In mid-November of last year, parents and childcare providers received notice that hundreds of children would be terminated from their Smart Start scholarships effective December 17th, forcing many childcare centers to close and leaving many parents scrambling to find another childcare provider. Children enrolled in the program were promised a 12 month contract for subsidized childcare, but the majority of these contracts were cut short, with only a little over 100 children receiving the full term of the scholarship. One day care provider, who previously tended to 18 children, reported losing over half of them due to the shortfall, forcing her to lay off an employee and cutting her remaining employees’ hours in half.
This story, which originally aired on WRAL- TV in December, attributed the crisis to being a result of budget cuts. Internal documents, however, tell a different story.
CCSA’s budget numbers reveal an exorbitant amount of spending leading up to the mid-year budget cuts. While CCSA was budgeted $3.4 million for fiscal year 2010-11, which spans from July 1 to June 30, a report showed that 6 months into the fiscal year they had already spent over two thirds of their budget, spending at a pace that would have overspent their total budgeted amount by $1.2 million by the end of the year. Serious questions remain as to how such a gross structural deficit could have gone unnoticed or unreported.
In response to a number of specific inquiries attempting to determine the cause of the crisis, CCSA Senior Vice President Linda Chappel refused to reveal any specific information in the following reply: “State budget cuts to Smart Start funds and our state subsidized child care fund, growing populations of vulnerable children, the unavailability of expected federal funds and lower attrition rates lead [sic] to this unfortunate situation.”
A review of CCSA’s budget for the Smart Start scholarship program reveals a 5 percent budget reduction for the program compared to the prior fiscal year. While the refusal of CCSA to produce necessary documents makes it impossible to determine whether the budget cut came in the middle or the beginning of the fiscal year, a relatively minor could not have produced such a shortfall.

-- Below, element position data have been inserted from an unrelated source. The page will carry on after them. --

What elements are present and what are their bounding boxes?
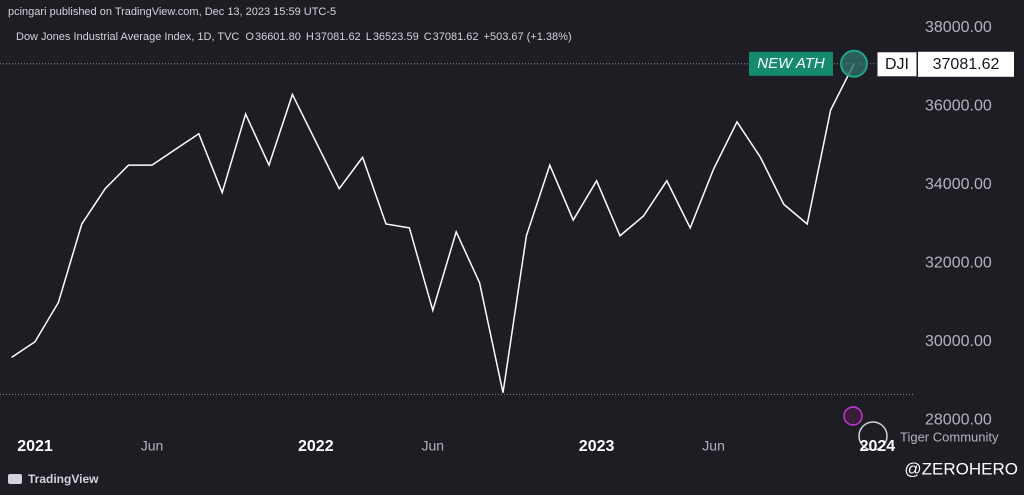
community: Tiger Community xyxy=(900,429,999,444)
ohlc-legend: O 36601.80 H 37081.62 L 36523.59 C 37081.62 +503… xyxy=(245,31,571,43)
ohlc-letter: L xyxy=(366,31,372,43)
ticker: DJI xyxy=(885,56,909,73)
y-tick-label: 28000.00 xyxy=(925,411,992,428)
x-tick-label: 2024 xyxy=(860,438,896,455)
ohlc-letter: C xyxy=(424,31,432,43)
y-tick-label: 32000.00 xyxy=(925,254,992,271)
x-tick-label: Jun xyxy=(422,438,445,454)
publisher: pcingari published on TradingView.com, D… xyxy=(8,6,336,18)
brand: TradingView xyxy=(28,472,99,486)
x-tick-label: 2022 xyxy=(298,438,334,455)
last-price: 37081.62 xyxy=(933,56,1000,73)
change: +503.67 (+1.38%) xyxy=(484,31,572,43)
y-tick-label: 34000.00 xyxy=(925,176,992,193)
y-tick-label: 30000.00 xyxy=(925,333,992,350)
annotation: NEW ATH xyxy=(757,55,825,72)
ath-marker xyxy=(840,49,868,78)
chart-title: Dow Jones Industrial Average Index, 1D, … xyxy=(16,31,239,43)
x-tick-label: Jun xyxy=(141,438,164,454)
tiger-icon xyxy=(843,406,863,426)
x-tick-label: 2021 xyxy=(17,438,53,455)
y-tick-label: 38000.00 xyxy=(925,19,992,36)
y-tick-label: 36000.00 xyxy=(925,97,992,114)
x-tick-label: Jun xyxy=(702,438,725,454)
ohlc-value: 36523.59 xyxy=(373,31,419,43)
x-tick-label: 2023 xyxy=(579,438,615,455)
ohlc-letter: O xyxy=(245,31,254,43)
brand-logo xyxy=(8,474,22,484)
ohlc-letter: H xyxy=(306,31,314,43)
ohlc-value: 37081.62 xyxy=(433,31,479,43)
ohlc-value: 37081.62 xyxy=(315,31,361,43)
handle: @ZEROHERO xyxy=(904,459,1018,478)
price-line xyxy=(11,63,855,393)
annotation-box xyxy=(749,51,833,76)
ticker-box xyxy=(876,51,918,78)
watermark-logo xyxy=(858,421,888,451)
ohlc-value: 36601.80 xyxy=(255,31,301,43)
price-box xyxy=(918,51,1014,77)
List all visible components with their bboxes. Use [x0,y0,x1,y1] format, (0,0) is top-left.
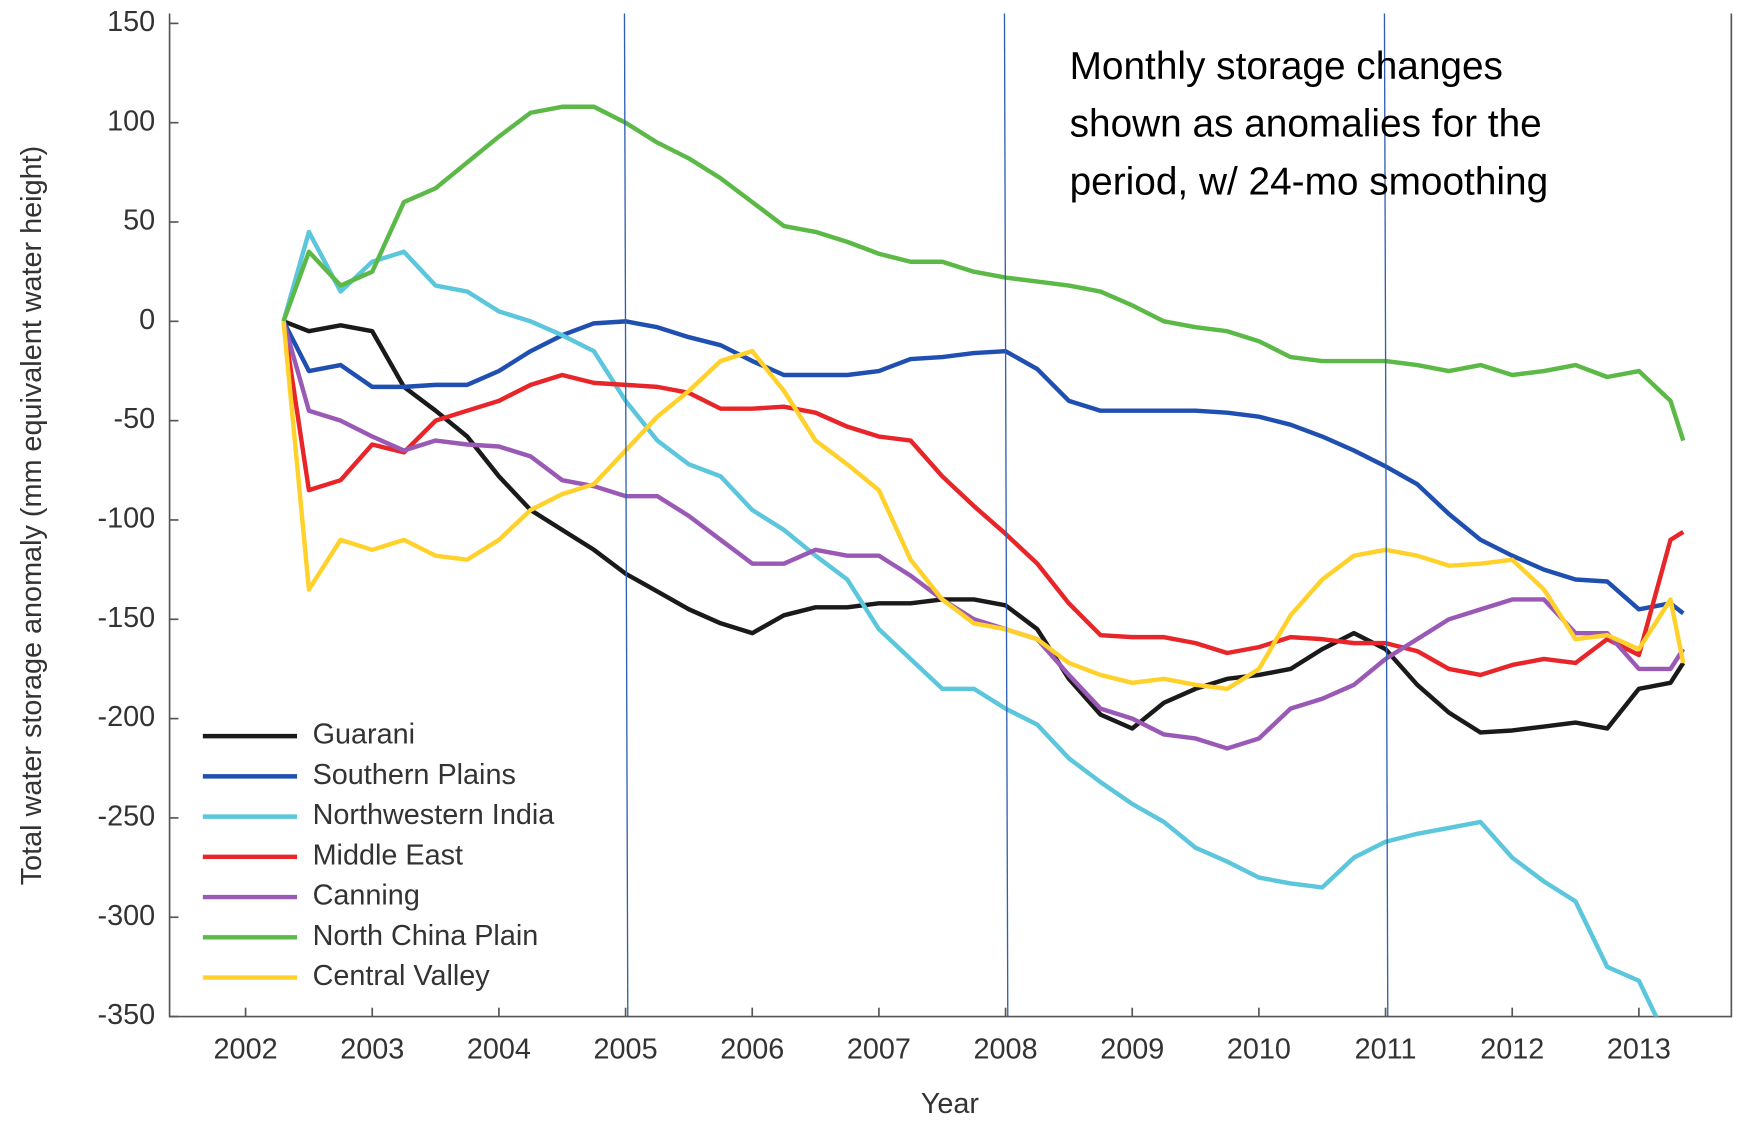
x-axis-title: Year [921,1088,980,1120]
x-tick-label: 2002 [214,1034,278,1066]
legend-label: Central Valley [313,960,491,992]
series-line [281,229,1659,1017]
annotation: period, w/ 24-mo smoothing [1070,160,1549,203]
y-tick-label: -200 [98,701,156,733]
annotation: shown as anomalies for the [1070,103,1542,146]
y-tick-label: -100 [98,503,156,535]
series-line [282,319,1686,735]
x-tick-label: 2003 [340,1034,404,1066]
y-axis-title: Total water storage anomaly (mm equivale… [16,146,48,885]
x-tick-label: 2005 [594,1034,658,1066]
y-tick-label: -350 [98,999,156,1031]
annotation: Monthly storage changes [1070,45,1503,88]
legend-label: Northwestern India [313,799,556,831]
x-tick-label: 2004 [467,1034,531,1066]
y-tick-label: 50 [123,205,155,237]
reference-line [623,13,629,1017]
x-tick-label: 2008 [974,1034,1038,1066]
plot-area [281,104,1686,1017]
y-tick-label: -250 [98,801,156,833]
x-tick-label: 2009 [1100,1034,1164,1066]
y-tick-label: 100 [107,105,155,137]
x-tick-label: 2007 [847,1034,911,1066]
axis-frame [168,13,1733,1018]
x-tick-label: 2010 [1227,1034,1291,1066]
series-line [281,321,1686,692]
x-tick-label: 2006 [720,1034,784,1066]
x-tick-label: 2011 [1355,1034,1417,1066]
y-tick-label: -50 [114,403,156,435]
legend-label: Canning [313,880,420,912]
x-tick-label: 2012 [1480,1034,1544,1066]
x-tick-label: 2013 [1607,1034,1671,1066]
legend-label: Guarani [313,719,415,751]
y-tick-label: -300 [98,900,156,932]
reference-line [1003,13,1009,1017]
series-line [281,104,1686,442]
series-line [281,319,1685,616]
series-line [281,321,1685,678]
legend-label: Middle East [313,839,463,871]
y-tick-label: -150 [98,602,156,634]
legend-label: Southern Plains [313,759,516,791]
legend-label: North China Plain [313,920,539,952]
y-tick-label: 150 [107,6,155,38]
reference-line [1383,13,1389,1017]
y-tick-label: 0 [139,304,155,336]
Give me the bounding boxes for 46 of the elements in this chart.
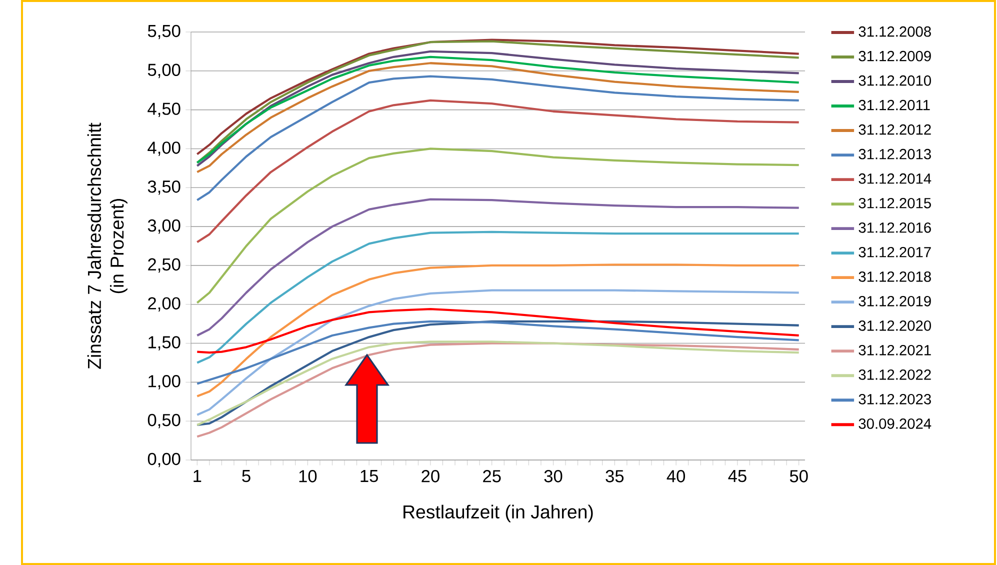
- legend-label: 31.12.2012: [858, 124, 931, 135]
- y-tick-label: 4,50: [148, 102, 180, 117]
- legend-label: 31.12.2023: [858, 394, 931, 404]
- x-tick-label: 45: [728, 470, 746, 482]
- x-tick-label: 25: [483, 470, 501, 482]
- line-series: [196, 99, 800, 244]
- y-tick-label: 3,00: [148, 219, 180, 234]
- y-tick-label: 0,50: [148, 414, 180, 428]
- legend-label: 31.12.2013: [858, 148, 931, 160]
- legend-label: 31.12.2014: [858, 173, 932, 184]
- legend-label: 31.12.2008: [858, 26, 931, 37]
- y-tick-label: 5,50: [148, 24, 180, 40]
- x-tick-label: 30: [544, 470, 562, 482]
- legend-label: 31.12.2019: [858, 296, 931, 306]
- legend-label: 31.12.2010: [858, 75, 931, 86]
- x-tick-label: 5: [242, 470, 250, 482]
- y-tick-label: 0,00: [148, 452, 180, 468]
- legend-label: 31.12.2022: [858, 369, 931, 380]
- x-tick-label: 15: [360, 470, 378, 482]
- y-tick-label: 1,50: [148, 336, 180, 350]
- x-tick-label: 40: [666, 470, 686, 482]
- line-series: [196, 75, 800, 202]
- x-tick-label: 20: [422, 470, 440, 482]
- y-tick-label: 2,00: [148, 297, 180, 312]
- legend-label: 31.12.2020: [858, 320, 931, 331]
- legend-label: 31.12.2011: [858, 100, 930, 110]
- x-tick-label: 50: [790, 470, 808, 482]
- legend-label: 31.12.2018: [858, 271, 931, 282]
- x-tick-label: 1: [194, 470, 202, 482]
- legend-label: 31.12.2009: [858, 50, 931, 62]
- y-tick-label: 5,00: [148, 64, 180, 78]
- x-axis-title: Restlaufzeit (in Jahren): [404, 504, 593, 522]
- x-tick-label: 10: [299, 470, 317, 482]
- legend-label: 31.12.2015: [858, 198, 931, 208]
- y-axis-title: Zinssatz 7 Jahresdurchschnitt (in Prozent): [87, 122, 128, 369]
- legend-label: 30.09.2024: [858, 418, 932, 429]
- legend-label: 31.12.2017: [858, 246, 931, 258]
- line-series: [196, 264, 800, 398]
- y-tick-label: 2,50: [148, 258, 180, 273]
- y-tick-label: 3,50: [148, 180, 180, 195]
- x-tick-label: 35: [606, 470, 624, 482]
- y-tick-label: 1,00: [148, 375, 180, 390]
- legend-label: 31.12.2016: [858, 222, 931, 233]
- y-tick-label: 4,00: [148, 142, 180, 156]
- line-series: [196, 198, 800, 337]
- legend-label: 31.12.2021: [858, 344, 931, 356]
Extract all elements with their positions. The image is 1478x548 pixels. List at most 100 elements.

More importantly, it was the responsibility of CCSA at the writing of the budget last summer to adjust participants in the program according to funding available. And in contrast to Chappel’s claims about growing populations, CCSA actually reduced the number of participants in the scholarship by 11 percent in their budget for the current fiscal year. And yet CCSA managed to burn through two-thirds of its yearly budget in just six months.
The remaining questions about the attrition rate (the rate at which children left the Smart Start program) and to what extent stimulus funding contributed to the shortfall remain unanswered, due to CCSA’s refusal to divulge that information.
CCSA did not respond to repeated attempts to contact their office via email and voicemail. Upon an in-person visit to CCSA headquarters, CCSA staff denied all access to requested records relevant to the Durham County childcare crisis. Although CCSA runs the Smart Start scholarship program with taxpayer money, Chappel claims to be outside of Public Records Law and therefore unwilling to oblige the public with critical information pertaining to why so many children were dropped from this program.
CCSA has administered the Smart Start Scholarship Program in Durham County for a little over a year, winning the contract with the Durham County Smart Start for FY09-10 over the local Department of Social Services (DSS), who administered the program for years prior to CCSA. Durham County Director of Social Services, Gerri Robinson, spoke briefly about how the program was administered previously under DSS. “It is almost impossible for us to have had a similar situation happen to us,” she said, citing rigorous monthly monitoring requirements as a safeguard against excessive spending. Reports suggest that ironically one of the reasons DSS lost the contract for FY09-10 was due to not spending all of the funding in their budget.